Além do orçamento mais apertado, diz a economista do ABC Brasil, a recomposição gradual do Imposto sobre Produtos Industrializados (IPI) em linha branca também contribuiu para a menor demanda por eletrodomésticos. "Muitos consumidores anteciparam suas compras", comenta Mariana, acrescentando que o efeito do programa Minha Casa Melhor, que oferece crédito aos beneficiários do programa habitacional Minha Casa, Minha Vida para a compra de móveis e eletrodomésticos, já está se dissipando.

O gerente da coordenação de serviços e comércio do Instituto Brasileiro de Geografia e Estatística (IBGE), Reinaldo Pereira, ainda afirma que o câmbio também influenciou as vendas de móveis e eletrodomésticos.

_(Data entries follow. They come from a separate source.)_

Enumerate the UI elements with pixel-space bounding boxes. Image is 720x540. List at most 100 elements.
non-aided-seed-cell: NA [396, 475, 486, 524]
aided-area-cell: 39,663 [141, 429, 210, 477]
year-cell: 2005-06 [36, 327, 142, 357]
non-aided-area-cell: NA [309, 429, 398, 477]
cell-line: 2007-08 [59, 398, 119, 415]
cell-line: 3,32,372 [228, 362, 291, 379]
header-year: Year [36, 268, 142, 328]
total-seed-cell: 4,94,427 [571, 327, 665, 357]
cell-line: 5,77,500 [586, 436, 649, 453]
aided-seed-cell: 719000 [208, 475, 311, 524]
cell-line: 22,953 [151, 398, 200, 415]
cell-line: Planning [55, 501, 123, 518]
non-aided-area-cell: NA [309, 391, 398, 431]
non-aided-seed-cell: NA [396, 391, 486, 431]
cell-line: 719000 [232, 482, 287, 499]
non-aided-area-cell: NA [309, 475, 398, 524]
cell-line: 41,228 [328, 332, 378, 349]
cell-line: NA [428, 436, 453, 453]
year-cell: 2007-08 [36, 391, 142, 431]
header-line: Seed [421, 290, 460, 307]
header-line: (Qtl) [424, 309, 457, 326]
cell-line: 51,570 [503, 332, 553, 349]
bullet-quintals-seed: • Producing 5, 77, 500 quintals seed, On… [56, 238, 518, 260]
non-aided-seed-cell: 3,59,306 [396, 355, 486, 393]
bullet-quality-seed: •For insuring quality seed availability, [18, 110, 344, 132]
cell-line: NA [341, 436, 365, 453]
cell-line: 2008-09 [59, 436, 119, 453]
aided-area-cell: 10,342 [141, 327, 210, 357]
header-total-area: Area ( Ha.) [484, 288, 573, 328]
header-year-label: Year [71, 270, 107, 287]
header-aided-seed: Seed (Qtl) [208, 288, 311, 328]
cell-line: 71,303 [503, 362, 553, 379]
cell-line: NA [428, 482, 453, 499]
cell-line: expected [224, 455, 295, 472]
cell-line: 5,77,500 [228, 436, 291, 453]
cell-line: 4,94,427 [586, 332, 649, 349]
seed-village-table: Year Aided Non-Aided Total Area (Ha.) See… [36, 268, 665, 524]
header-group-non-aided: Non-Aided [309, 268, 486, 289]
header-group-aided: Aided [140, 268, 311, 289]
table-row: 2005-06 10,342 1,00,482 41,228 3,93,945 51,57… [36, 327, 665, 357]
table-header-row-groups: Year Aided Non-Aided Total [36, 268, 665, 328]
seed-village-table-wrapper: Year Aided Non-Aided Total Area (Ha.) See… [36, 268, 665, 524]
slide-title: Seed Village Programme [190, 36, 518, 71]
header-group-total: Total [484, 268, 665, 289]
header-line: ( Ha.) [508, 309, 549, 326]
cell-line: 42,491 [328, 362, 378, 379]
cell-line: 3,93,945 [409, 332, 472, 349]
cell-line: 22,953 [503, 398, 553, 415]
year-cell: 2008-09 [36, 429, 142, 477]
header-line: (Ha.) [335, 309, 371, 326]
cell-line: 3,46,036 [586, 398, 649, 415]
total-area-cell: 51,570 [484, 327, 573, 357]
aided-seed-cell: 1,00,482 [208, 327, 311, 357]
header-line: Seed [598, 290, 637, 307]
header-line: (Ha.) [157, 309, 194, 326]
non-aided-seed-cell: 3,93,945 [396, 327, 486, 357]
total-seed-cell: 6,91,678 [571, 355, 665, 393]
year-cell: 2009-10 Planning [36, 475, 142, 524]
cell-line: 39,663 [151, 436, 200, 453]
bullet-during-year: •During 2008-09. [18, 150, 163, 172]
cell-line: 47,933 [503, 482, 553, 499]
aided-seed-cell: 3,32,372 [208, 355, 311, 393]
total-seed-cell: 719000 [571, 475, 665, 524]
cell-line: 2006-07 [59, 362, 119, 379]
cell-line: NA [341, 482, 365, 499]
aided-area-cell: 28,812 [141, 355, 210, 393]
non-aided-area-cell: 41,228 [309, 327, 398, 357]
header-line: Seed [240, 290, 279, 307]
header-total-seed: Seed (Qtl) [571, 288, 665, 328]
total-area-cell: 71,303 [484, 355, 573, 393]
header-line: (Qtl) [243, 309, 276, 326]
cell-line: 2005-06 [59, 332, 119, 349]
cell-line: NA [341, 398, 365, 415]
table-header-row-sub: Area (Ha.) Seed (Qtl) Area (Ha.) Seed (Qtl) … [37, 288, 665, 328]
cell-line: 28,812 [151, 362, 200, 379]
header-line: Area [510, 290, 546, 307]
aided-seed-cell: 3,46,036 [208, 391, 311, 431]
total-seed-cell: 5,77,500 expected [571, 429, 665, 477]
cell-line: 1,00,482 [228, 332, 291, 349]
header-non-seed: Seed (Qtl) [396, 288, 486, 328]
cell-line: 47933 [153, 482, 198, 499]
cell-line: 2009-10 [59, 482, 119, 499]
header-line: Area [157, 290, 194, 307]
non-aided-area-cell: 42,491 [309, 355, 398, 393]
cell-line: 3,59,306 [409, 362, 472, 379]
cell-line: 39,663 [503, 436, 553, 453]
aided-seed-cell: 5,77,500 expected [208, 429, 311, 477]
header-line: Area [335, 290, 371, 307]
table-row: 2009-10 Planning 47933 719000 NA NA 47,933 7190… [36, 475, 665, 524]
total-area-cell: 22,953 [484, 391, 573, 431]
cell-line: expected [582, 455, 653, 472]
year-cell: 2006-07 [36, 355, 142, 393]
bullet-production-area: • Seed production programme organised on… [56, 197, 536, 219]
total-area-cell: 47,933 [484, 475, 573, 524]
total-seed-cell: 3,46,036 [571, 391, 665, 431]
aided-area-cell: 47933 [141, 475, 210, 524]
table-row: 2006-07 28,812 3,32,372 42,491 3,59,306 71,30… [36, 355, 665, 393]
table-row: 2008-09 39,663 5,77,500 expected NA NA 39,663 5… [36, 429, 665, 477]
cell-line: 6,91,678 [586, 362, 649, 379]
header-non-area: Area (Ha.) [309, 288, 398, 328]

Para ele, a desaceleração no comércio varejista acompanha o fraco desempenho da economia brasileira. "Há uma perda de fôlego da política voltada para o mercado interno. É lógico que chega uma hora que isso se esgota. Com a inflação mais alta, o consumidor tem que optar por bens de primeira necessidade, como os alimentos. Além disso, ele tem de pagar as dívidas contraídas anteriormente. Por isso, os índices de inadimplência têm caído".

No curto prazo, as vendas do varejo restrito subiram 0,2% em outubro sobre setembro, feito o ajuste sazonal. Na mesma comparação, o varejo ampliado registrou 1,8% de aumento nas vendas, puxado pelo salto de 6,2% na comercialização de veículos. O resultado mais que compensou a queda de 0,7% registrada no mês anterior. O forte avanço nas vendas de automóveis, pontua Pereira, resulta da antecipação de compra por parte dos consumidores diante da perspectiva de elevação do IPI a partir de janeiro.